Omuzlarınızda koca bir yük mü var: Toplumun baskılarını sırtlanmayı bırakıp özgürleşmek

İnsan doğduğu andan itibaren toplumla iç içe olan bir varlıktır. Bizden beklenen doğup büyüdüğümüz topluma ayak uydurmamızdır. Hayatımızı şekillendiren ve baskılayan içinde yaşadığımız çevredir. Öyle ki bize neyi, nasıl yapmamız gerektiğini söyler. Toplum yazılı olmayan kurallara sahiptir ve biz toplumun koyduğu bu kurallardan hiçbir şekilde kaçamayız. Tamamıyla bu normlara teslim oluruz ve bizi yönlendirmelerine izin veririz. Toplum içerisindeki bireysel/grupsal farklılıklar ve uyuşmazlıklar toplum tarafından kolayca kabul edilebilir bir şey değildir. Bunun sebebi insanları tek kalıba sokan, onlar için en iyisinin ne olduğunu belirleyen ve bir şekilde onları etkisi altına almış olan bu toplumsal baskılardır.

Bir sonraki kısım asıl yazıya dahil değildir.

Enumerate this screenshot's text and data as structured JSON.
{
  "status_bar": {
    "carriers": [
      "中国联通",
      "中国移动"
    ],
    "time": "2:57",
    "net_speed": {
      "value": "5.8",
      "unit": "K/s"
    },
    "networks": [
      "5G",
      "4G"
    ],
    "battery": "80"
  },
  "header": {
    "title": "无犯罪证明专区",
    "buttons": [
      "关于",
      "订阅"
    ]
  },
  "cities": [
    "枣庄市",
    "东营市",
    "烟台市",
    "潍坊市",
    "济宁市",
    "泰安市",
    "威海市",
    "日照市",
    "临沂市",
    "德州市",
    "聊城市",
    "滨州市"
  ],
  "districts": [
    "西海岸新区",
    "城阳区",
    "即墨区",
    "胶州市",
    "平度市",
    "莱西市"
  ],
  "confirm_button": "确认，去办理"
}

Hayatımızı çevreleyen çeşitli baskılar vardır. Bunun ilki ailemizin üzerimizde kurduğu baskıdır. Ebeveynlerin çocuklarının fikirlerini önemsemedikleri ve “Her şeyi ben bilirim” kafasıyla yaptıkları baskıdır. Ailede “el âlem ne der?” zihniyeti ön plandadır. Öğrenme merakıyla arkeoloji okumak isteyen bir bireyi ailesi engeller ve bilmem kimin oğlu/kızı tıp okuyor diyerek sanki herkes doktor olmak zorundaymış gibi davranırlar.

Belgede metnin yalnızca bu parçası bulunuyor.